「300人の大行列」「万代・ライフに宣戦布告?」 大阪初進出で話題のオーケー。その魅力と、現地を歩いた私が抱いた“一抹の不安”
EDLPに限らず、オーケーの安さへのこだわりは「執念」ともいえて、例えば「競合店対抗値下げ」なる制度は、ある商品が近隣のスーパーよりも高かった場合、それに合わせて値を下げるというものだ。「地域一番の安値」を実現すべく取り入れられた仕組みである。 また、オーケーの会員システムの「オーケークラブ」は、会員カード発行費用200円を払って自宅の郵便番号を申告すれば、入会金・年会費無料で現金払いの場合、酒類を除く食料品が3%近く割引される。入会の手軽さとお得さから、2023年3月時点で677万人の会員数を擁している。
上記のようなユニークかつコスパのよい取り組みもあって、オーケーは高い顧客満足度を有していたのだろう。 ただ、オーケーはこれまで、首都圏近縁を一周する国道16号線の内側を中心として出店を展開していて、関西では「噂は聞くけど近くにない……」という状態が続いていた。そのため、関西圏の住民にとってはある意味で「待ち望まれた」出店となったわけだ。 これが、「やっと私たちの街にも『あのオーケーが!』」というある種の熱狂状態を作ったのだろう。
■失敗の経験が、関西初出店をドラマチックにした 2つ目は、これがオーケーにとって、2度目の関西進出チャレンジだったことだ。関西出店をめぐるドラマのような攻防があった。 オーケーは2021年、関西の地場スーパーである「関西スーパーマーケット」の買収計画を立てていた。しかしその直後、イズミヤや阪急百貨店の経営で知られるエイチ・ツー・オー リテイリングが関西スーパーと経営統合を行うことが決定。
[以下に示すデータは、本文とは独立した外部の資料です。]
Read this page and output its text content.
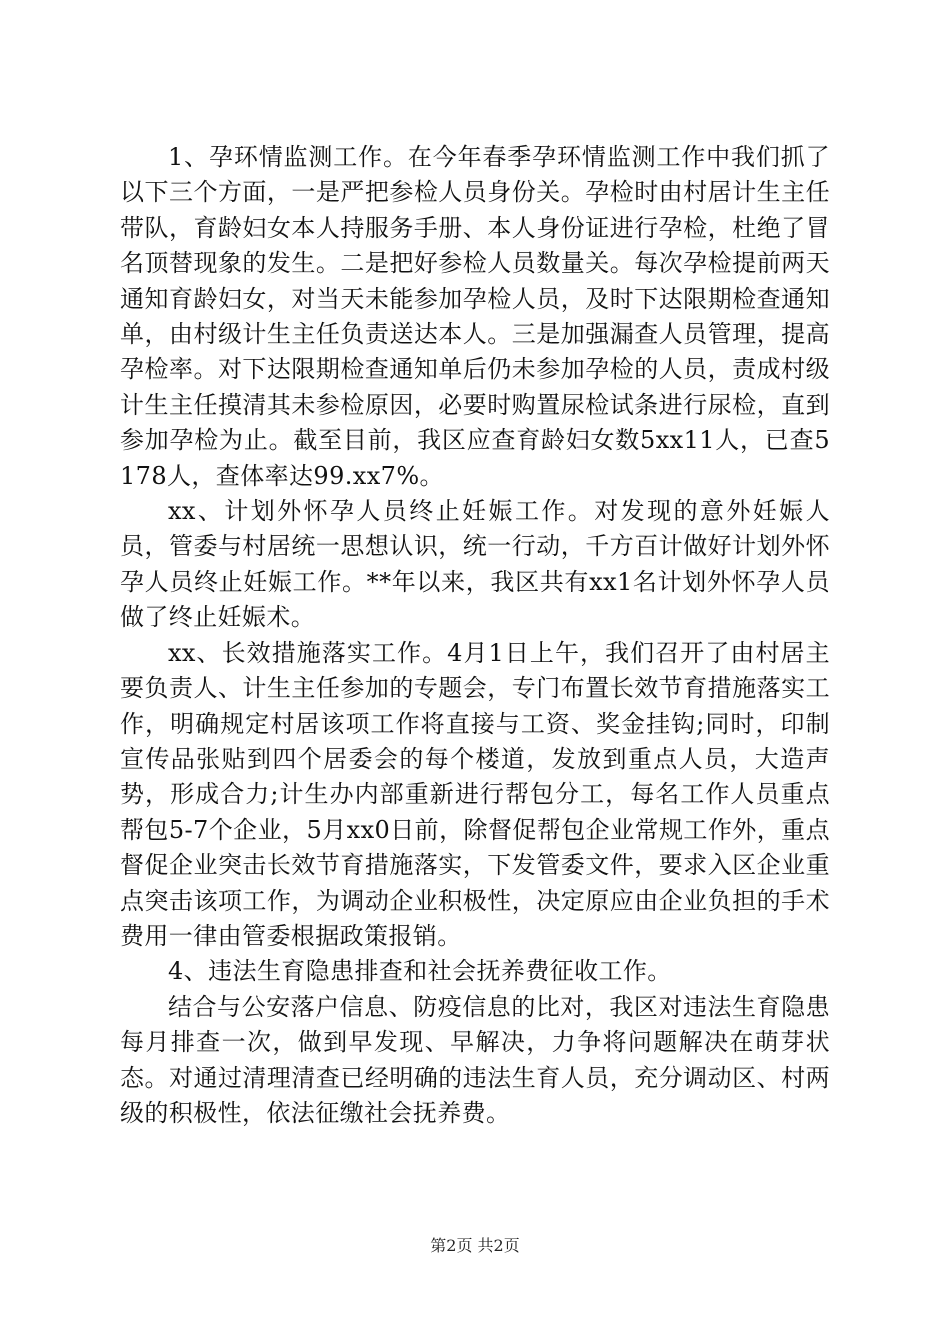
1、孕环情监测工作。在今年春季孕环情监测工作中我们抓了以下三个方面，一是严把参检人员身份关。孕检时由村居计生主任带队，育龄妇女本人持服务手册、本人身份证进行孕检，杜绝了冒名顶替现象的发生。二是把好参检人员数量关。每次孕检提前两天通知育龄妇女，对当天未能参加孕检人员，及时下达限期检查通知单，由村级计生主任负责送达本人。三是加强漏查人员管理，提高孕检率。对下达限期检查通知单后仍未参加孕检的人员，责成村级计生主任摸清其未参检原因，必要时购置尿检试条进行尿检，直到参加孕检为止。截至目前，我区应查育龄妇女数5xx11人，已查5178人，查体率达99.xx7%。

xx、计划外怀孕人员终止妊娠工作。对发现的意外妊娠人员，管委与村居统一思想认识，统一行动，千方百计做好计划外怀孕人员终止妊娠工作。**年以来，我区共有xx1名计划外怀孕人员做了终止妊娠术。

xx、长效措施落实工作。4月1日上午，我们召开了由村居主要负责人、计生主任参加的专题会，专门布置长效节育措施落实工作，明确规定村居该项工作将直接与工资、奖金挂钩;同时，印制宣传品张贴到四个居委会的每个楼道，发放到重点人员，大造声势，形成合力;计生办内部重新进行帮包分工，每名工作人员重点帮包5-7个企业，5月xx0日前，除督促帮包企业常规工作外，重点督促企业突击长效节育措施落实，下发管委文件，要求入区企业重点突击该项工作，为调动企业积极性，决定原应由企业负担的手术费用一律由管委根据政策报销。

4、违法生育隐患排查和社会抚养费征收工作。

结合与公安落户信息、防疫信息的比对，我区对违法生育隐患每月排查一次，做到早发现、早解决，力争将问题解决在萌芽状态。对通过清理清查已经明确的违法生育人员，充分调动区、村两级的积极性，依法征缴社会抚养费。

第2页 共2页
一方のオーケー側は、この経営統合が決まった臨時株主総会での議決に疑義があるとして、統合の差し止め処分を裁判所に訴え出る。
しかしこの処分に不服を申し出た関西スーパーが控訴し、法廷闘争にまでもつれこんだ。最高裁にまで及んだ裁判の結果、オーケーは関西スーパーの買収権争奪争いに敗北し、関西進出の機会を失ってしまったのだった。 オーケーは裁判に敗訴する年に、今回の高井田店の土地を落札。関西進出に失敗した悔しさが滲み出るようなスピード感だが、そこから出店計画を進め、3年越しの悲願という言葉がふさわしいオープンへとこぎつけた。オーケーにしてみれば、一連の出来事はなるべく経験したくなかっただろう。